Zwischen 1991 und 2013 sank in beiden Ländern der Anteil der Mittelschicht an der Gesamtbevölkerung um rund sechs Prozentpunkte. Der Anteil der 18- bis 30-Jährigen an der Mittelschicht ging in Deutschland seit 1983 von 69 auf 52 Prozent, der der 30- bis 45-Jährigen von 78 auf 64 Prozent zurück. Menschen im Rentenalter sind dagegen deutlich stärker in der Mittelschicht vertreten.

Der deutlichste Unterschied zu den USA liegt in der Vermögensentwicklung. In den USA verloren die mittleren Einkommensbezieher seit Anfang der 2000er Jahre Real-Vermögen in einer Größenordnung von etwa einem Viertel. Währenddessen gab es in Deutschland bei der Gruppe der mittleren Einkommensbezieher einen Zuwachs von etwa 15 Prozent seit 2002.
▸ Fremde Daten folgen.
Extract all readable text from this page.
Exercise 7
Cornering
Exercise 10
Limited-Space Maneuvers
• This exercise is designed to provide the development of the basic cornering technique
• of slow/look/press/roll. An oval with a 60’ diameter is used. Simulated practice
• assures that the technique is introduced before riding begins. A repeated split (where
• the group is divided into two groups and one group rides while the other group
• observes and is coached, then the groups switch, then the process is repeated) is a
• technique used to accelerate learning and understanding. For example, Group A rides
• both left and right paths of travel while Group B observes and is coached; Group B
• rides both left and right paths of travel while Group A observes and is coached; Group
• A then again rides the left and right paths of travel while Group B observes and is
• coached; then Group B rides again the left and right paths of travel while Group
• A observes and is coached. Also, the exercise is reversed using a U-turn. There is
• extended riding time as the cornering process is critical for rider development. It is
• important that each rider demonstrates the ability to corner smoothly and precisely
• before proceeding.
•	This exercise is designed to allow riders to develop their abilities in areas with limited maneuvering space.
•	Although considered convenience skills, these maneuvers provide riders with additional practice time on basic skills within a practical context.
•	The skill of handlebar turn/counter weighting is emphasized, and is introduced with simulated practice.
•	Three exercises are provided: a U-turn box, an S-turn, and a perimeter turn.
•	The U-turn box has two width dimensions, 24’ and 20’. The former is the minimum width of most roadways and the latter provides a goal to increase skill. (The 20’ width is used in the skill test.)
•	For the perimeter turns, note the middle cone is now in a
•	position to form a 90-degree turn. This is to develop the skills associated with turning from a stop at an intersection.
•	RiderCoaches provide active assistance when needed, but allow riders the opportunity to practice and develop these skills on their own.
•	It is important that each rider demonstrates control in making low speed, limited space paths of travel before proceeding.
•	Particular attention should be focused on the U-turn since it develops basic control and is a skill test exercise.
Für ihre Studie haben die Forscher neueste Zahlen der Langzeitstudie Sozio-ökonomisches Panel (SOEP) mit Daten aus den USA verglichen. Betrachtet wurden dabei die gesamten, realen Haushaltseinkommen inklusive Renteneinkünften und staatlichen Transfers. Das mittlere Einkommen stieg in den USA von rund 55.000 Dollar im Jahr 1970 auf etwa 77.000 Dollar im Jahr 2000. Bis 2014 ging es allerdings wieder um etwa vier Prozent zurück. In Deutschland stieg es von 1991 bis 2000 um vier Prozent auf rund 31.000 Euro und sank bis 2013 um rund fünf Prozent auf 29.500 Euro.